5 Reasons Why Good Employees Leave
Movement amongst employees within an organisation is a natural occurrence and impossible to prevent. However, some departures certainly bear an inherently greater impact over others. When considering the types of staff most valuable to retain, what are some of the reasons high performing employees seek to leave and where do they go? The answer often lies with the relatively intangible factors within an organization, its workforce. More often than not, there is a heavy influence of senior management in determining the turnover rate. Below are some of the key reasons why good employees leave.

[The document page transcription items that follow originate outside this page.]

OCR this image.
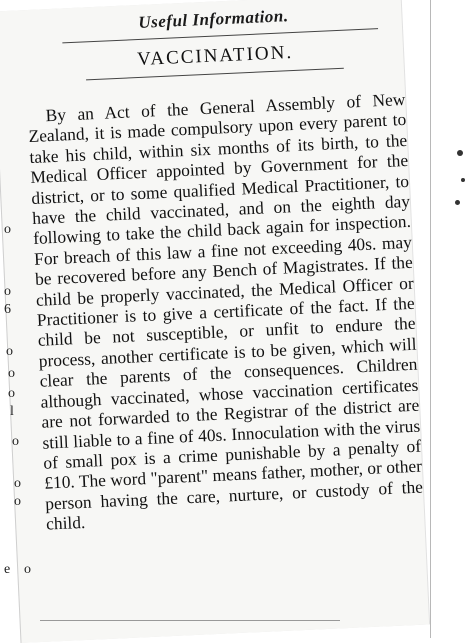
Useful Information.
VACCINATION.
By an Act of the General Assembly of New Zealand, it is made compulsory upon every parent to take his child, within six months of its birth, to the Medical Officer appointed by Government for the district, or to some qualified Medical Practitioner, to have the child vaccinated, and on the eighth day following to take the child back again for inspection. For breach of this law a fine not exceeding 40s. may be recovered before any Bench of Magistrates. If the child be properly vaccinated, the Medical Officer or Practitioner is to give a certificate of the fact. If the child be not susceptible, or unfit to endure the process, another certificate is to be given, which will clear the parents of the consequences. Children although vaccinated, whose vaccination certificates are not forwarded to the Registrar of the district are still liable to a fine of 40s. Innoculation with the virus of small pox is a crime punishable by a penalty of £10. The word "parent" means father, mother, or other person having the care, nurture, or custody of the child.
o
o
6
o
o
o
l
o
o
o
e o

1. Inhibiting Reasonable Freedom
Talented employees are usually passionate about what they do and creative in their approach. They’re productive, forward thinking and are the type of employees that are most valuable to an organisation. They also possess such a vast capability to think outside the “box”. They often enjoy improving work practices and contributing to positive change within the workplace as well as the feeling of creating impact.
High performers thrive on new opportunities and being afforded responsibility to pursue their passions within context of the workplace. When these types of employees feel restricted by management, they’ll seek available career opportunities to pursue their passion elsewhere and their invaluable skill set will walk right out the door with them.
2. Failing to Provide Development Opportunities
It’s an unfortunately common occurrence that managers turn a blind eye on staff training. They may claim their team is not in need or that they’re “too busy” to participate. This is precisely the type of mistake that affects top-performing talent the most.
Successful managers are good at identifying opportunities for improvement amongst staff, regardless of an individual’s performance. High performers are often the ones that seek out and enjoy receiving feedback the most. They genuinely strive to better themselves via feedback received and improve their performance in the workplace as best they can. After all, these are traits that have made them so successful in the first place.
High performers recognize the benefits of training and understand the impact it can have on their professional identity and career prospects. Failing to provide opportunities for up-skilling often leaves talented staff disengaged and can provoke their need to source fulfillment elsewhere.
3. Goal Setting Beyond the Comfort Zone
Top performers are usually intellectually gifted and require managers willing to push them beyond their comfort zone. They quickly become bored in mundane environments and are individuals who require a capable manager to work with them in setting goals that they’ll have to work hard to achieve. Being continually challenged through revised goals & targets would help to maintain their enthusiasm and interest in their current role & company.
4. Changing Career Goals
Employees who perform well in their workplace often enjoy a new challenge. They dislike the feeling of boredom and stagnation and are often high achievers in their personal life also. For these reasons, they may assume a change in career goals as good reason to search for a new workplace, one they consider more compatible with their revised career goals. At different stages of their personal lives, candidates would place importance on different aspects of a role; salary, work-life balance, travel requirement, management responsibilities. Candidates would steer into new opportunities being presented that fit their needs best.
5. Is it Management?
Interestingly, in 2016 The Harvard Business Review published an article revealing results of a related study. Their research concluded “employees leave both good and bad bosses at almost comparable rates.” Despite the conventional belief that people leave managers not companies, this new research challenges that idea. What does this mean for companies? High performing employees that have been managed by strong leaders are more appealing to external employers for this very reason.
There are plenty of reasons why good employees leave. The best ones will surely seek a workplace that can fill the void. Alternatively, they will find one who can provide a better solution to the problems they experience with their current employment
Turning reasons for departure into strategies for retaining top talent is the easiest sure-fire way to address your talent management strategy. Good employees will be presented with a lot of choice when it comes to their choices of employment. The trick, as a manager, is to make them want to stay.